Formula Used:The formula of hybridization is,
\[H = \dfrac{{V + X - C + A}}{2}\]
Here, V is for valence electrons, X is the count of monovalent atoms that are bonded with the central atom, C is for cationic charge and A is for anionic charge.

Complete step by step solution:If the value of H is 4, that means, hybridization of the compound is \[s{p^3}\].
If the value of H is 3, that means, hybridization of the compound is \[s{p^2}\].
And if the value of H is 2,that means, the hybridization of the compound is \[sp\] .
Let’s check the hybridization of \[{\rm{B}}{{\rm{F}}_{\rm{3}}}\] molecule.
The valence electrons of B are 3 and the count of monovalent atoms in the compound is 3.
So,
\[H = \dfrac{{3 + 3}}{2} = 3\]
Therefore, the \[{\rm{B}}{{\rm{F}}_{\rm{3}}}\]molecule has the hybridization of \[s{p^2}\] .

Hence, option B is right.

Note:Another way to check hybridization of a compound is to check the count of groups surrounding the central atom.
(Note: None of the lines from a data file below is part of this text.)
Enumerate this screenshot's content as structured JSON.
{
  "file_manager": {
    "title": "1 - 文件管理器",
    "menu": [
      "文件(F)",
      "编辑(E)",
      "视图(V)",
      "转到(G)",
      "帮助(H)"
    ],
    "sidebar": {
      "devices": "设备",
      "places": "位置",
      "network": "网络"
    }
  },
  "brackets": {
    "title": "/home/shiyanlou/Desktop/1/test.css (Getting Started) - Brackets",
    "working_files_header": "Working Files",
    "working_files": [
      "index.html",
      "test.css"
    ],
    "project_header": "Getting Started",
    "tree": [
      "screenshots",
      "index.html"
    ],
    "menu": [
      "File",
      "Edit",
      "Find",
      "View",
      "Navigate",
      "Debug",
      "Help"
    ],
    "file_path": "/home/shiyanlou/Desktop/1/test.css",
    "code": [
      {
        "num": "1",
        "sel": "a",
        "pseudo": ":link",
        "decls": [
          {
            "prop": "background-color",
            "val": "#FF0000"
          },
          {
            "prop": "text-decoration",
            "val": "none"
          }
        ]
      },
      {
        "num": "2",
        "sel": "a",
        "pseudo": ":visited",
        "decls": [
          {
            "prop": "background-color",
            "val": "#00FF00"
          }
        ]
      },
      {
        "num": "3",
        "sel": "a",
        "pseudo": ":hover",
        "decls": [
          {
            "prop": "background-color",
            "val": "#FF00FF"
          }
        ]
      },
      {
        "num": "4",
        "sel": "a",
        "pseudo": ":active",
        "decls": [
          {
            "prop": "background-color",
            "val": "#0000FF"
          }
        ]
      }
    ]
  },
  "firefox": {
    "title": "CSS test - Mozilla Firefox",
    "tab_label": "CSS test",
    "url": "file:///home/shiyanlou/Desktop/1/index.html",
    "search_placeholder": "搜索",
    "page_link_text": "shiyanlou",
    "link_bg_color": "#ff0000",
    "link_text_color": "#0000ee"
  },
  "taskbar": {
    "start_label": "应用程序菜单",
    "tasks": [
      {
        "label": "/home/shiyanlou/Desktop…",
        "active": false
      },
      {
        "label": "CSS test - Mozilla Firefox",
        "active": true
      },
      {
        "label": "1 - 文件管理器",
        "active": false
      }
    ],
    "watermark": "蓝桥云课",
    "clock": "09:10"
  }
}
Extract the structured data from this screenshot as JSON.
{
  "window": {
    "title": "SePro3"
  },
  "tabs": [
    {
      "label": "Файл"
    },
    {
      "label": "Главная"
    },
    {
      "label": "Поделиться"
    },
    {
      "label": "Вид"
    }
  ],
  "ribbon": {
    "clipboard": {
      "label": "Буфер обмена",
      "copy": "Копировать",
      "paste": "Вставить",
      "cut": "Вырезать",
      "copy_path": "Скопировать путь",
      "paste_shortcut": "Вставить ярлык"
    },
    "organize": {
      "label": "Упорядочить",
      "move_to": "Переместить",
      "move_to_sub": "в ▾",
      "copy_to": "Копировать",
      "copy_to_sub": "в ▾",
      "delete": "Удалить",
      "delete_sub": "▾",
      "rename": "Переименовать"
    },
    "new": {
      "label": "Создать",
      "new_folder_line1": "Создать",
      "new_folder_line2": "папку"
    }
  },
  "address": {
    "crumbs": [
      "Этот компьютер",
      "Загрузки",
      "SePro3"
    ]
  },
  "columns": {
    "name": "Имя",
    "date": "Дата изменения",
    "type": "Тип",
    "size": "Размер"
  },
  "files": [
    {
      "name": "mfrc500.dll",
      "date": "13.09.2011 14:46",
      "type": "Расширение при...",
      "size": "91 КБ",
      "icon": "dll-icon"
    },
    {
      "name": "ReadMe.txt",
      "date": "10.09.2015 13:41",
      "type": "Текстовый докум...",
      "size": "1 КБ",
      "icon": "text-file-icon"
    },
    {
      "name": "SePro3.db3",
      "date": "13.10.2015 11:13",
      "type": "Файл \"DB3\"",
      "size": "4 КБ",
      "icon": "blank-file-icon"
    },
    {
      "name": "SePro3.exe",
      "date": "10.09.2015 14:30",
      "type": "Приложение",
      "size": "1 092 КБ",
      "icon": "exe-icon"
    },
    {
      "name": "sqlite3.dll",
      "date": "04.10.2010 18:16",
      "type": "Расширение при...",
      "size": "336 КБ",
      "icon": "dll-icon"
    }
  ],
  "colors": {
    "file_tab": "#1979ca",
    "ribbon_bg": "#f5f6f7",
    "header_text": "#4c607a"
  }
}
The surrounding groups are atoms that form bonds with the central atom and the lone pairs on the central atom. In \[{\rm{B}}{{\rm{F}}_{\rm{3}}}\], only three fluorine atoms form bonds with the boron atom and no lone pair is present on the Boron atom. So, the count of groups is three and therefore, the hybridization is \[s{p^2}\] .